Interview with Anna Lozynski
Executive General Counsel, Author, Thought Leader
Q: What do you predict will be the two biggest changes in the legal profession as of 2025 and why?
I predict the mystery, and to an extent, the confusion around legal innovation and its relevance to the legal sector will be largely solved, but still perhaps not quite ‘the new normal’ in the way lawyers deliver legal services. Over the next five years, as the level of what I call IQ2.0–Innovation Intelligence–increases and becomes more prevalent across the legal ecosystem, we will see less time being spent leaning into the fear and resistance and more into the benefits of change, the practicalities of implementing innovation, and doing law differently. Lawyers with an innovator’s mindset will be in higher demand by the business community–skills such as change management, creativity and collaboration will be a must-have for lawyers. General Counsel will need to have a greater strategic focus on legal operations, including data, in their departments in order to align with business expectations and practice with relevance.
I also predict that legal career paths will also start to significantly shift, borne out of a mix of necessity and enlightenment, with more lawyers occupying the legal roles of the future–something I cover in my e-Book, The New Age Lawyers (which, thanks to Elevate, is available for free). In parallel, I anticipate we will see more law graduates bypassing a “long term” career in the law, and instead use their training to pursue entrepreneurial interests or other careers–the notion of a “long-term” career will become heavily influenced by the gig economy and a generational desire to have a series of careers. This will in turn have an impact on how we nurture and value legal talent.
Q: What should be the biggest change as of 2025 but won’t be?
- A fundamental adoption of legal tech across the entire profession, not just pockets.
- Legal innovation and legal operations being offered as core subjects in all major law schools around the globe.
- BigLaw firms fundamentally changing their business models to greater incentivize and facilitate the adoption of legal innovation.
- The widescale end of the billable hour.
- In-house lawyers having bigger budgets!
- It being far easier to hire a unicorn (a.k.a., a lawyer of the future); that is, one with a trifecta of intelligences: EQ (emotional), TQ (technical) and what I call IQ2.0 (innovation intelligence).
Q: If you could design something that does not exist right now that you think would be of help to you or the industry in 2025, what would it be?

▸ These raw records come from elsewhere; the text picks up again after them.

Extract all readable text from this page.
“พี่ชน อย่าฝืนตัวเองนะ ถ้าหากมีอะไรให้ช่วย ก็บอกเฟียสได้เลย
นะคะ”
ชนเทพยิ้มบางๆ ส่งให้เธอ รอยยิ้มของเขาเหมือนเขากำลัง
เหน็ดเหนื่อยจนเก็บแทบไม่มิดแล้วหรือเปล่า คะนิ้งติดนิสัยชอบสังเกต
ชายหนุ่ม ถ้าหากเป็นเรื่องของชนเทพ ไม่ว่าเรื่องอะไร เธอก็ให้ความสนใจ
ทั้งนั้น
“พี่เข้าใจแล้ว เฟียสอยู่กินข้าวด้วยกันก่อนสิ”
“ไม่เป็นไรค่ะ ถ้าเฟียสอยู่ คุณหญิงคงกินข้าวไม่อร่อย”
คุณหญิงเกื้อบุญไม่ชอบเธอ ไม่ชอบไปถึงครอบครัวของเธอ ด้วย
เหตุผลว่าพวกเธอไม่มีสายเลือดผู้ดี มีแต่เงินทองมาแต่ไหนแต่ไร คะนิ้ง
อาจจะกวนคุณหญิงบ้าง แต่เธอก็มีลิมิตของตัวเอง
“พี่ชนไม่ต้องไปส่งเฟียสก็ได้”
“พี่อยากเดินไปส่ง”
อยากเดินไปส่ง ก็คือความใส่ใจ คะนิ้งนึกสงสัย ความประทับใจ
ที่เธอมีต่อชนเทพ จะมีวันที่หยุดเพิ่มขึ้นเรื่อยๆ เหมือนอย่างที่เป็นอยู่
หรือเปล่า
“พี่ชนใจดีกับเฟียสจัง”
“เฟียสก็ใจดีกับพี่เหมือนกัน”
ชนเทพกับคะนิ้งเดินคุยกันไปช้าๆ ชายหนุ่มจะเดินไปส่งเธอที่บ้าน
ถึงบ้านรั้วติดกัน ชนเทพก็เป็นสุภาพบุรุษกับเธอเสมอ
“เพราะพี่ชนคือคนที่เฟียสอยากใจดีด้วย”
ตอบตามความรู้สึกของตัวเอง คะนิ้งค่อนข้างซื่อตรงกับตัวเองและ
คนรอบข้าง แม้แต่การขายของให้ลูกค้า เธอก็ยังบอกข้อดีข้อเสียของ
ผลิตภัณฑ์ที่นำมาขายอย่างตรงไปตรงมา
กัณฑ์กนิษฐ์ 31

Simplicity is a luxury. Collaboration and connection are becoming more and more business critical. In that context, APIs will have a significant part to play in the future of legal tech. At present, while there is not one legal tech vendor that offers the full suite of capabilities, once the use of legal tech becomes the “new normal,” clients will (and so too, will their business clients) want a single operating system or interface to access legal support. Imagine if you had to carry a separate smart phone for each of your apps! That means existing legal tech is going to have to connect and “talk” to one another a lot more than it does now. It necessitates the existing legal tech world to undergo a transformation of its own.
I’d love to see a disruption of the legal conference model so that legal tech vendors are not separated as sponsors from the conference conversation, but rather wholeheartedly placed at its center. In my view, law students should also be given free access to these conferences with conference organisers developing stronger ties to Universities to facilitate this.
I’d also love to see an update to CLE requirements such that legal innovation sessions become mandatory for every practitioner.
And so much more, I could write an e-book about it!
Q: If the current you could give advice to the future you about anything (doesn’t have to be law-related), what would it be?
Your ideas should make others feel uncomfortable–that’s how learning and change happens in unimaginable ways.
“Lawyers with an innovator’s mindset will be in higher demand by the business community–skills such as change management, creativity and collaboration will be a must-have for lawyers.”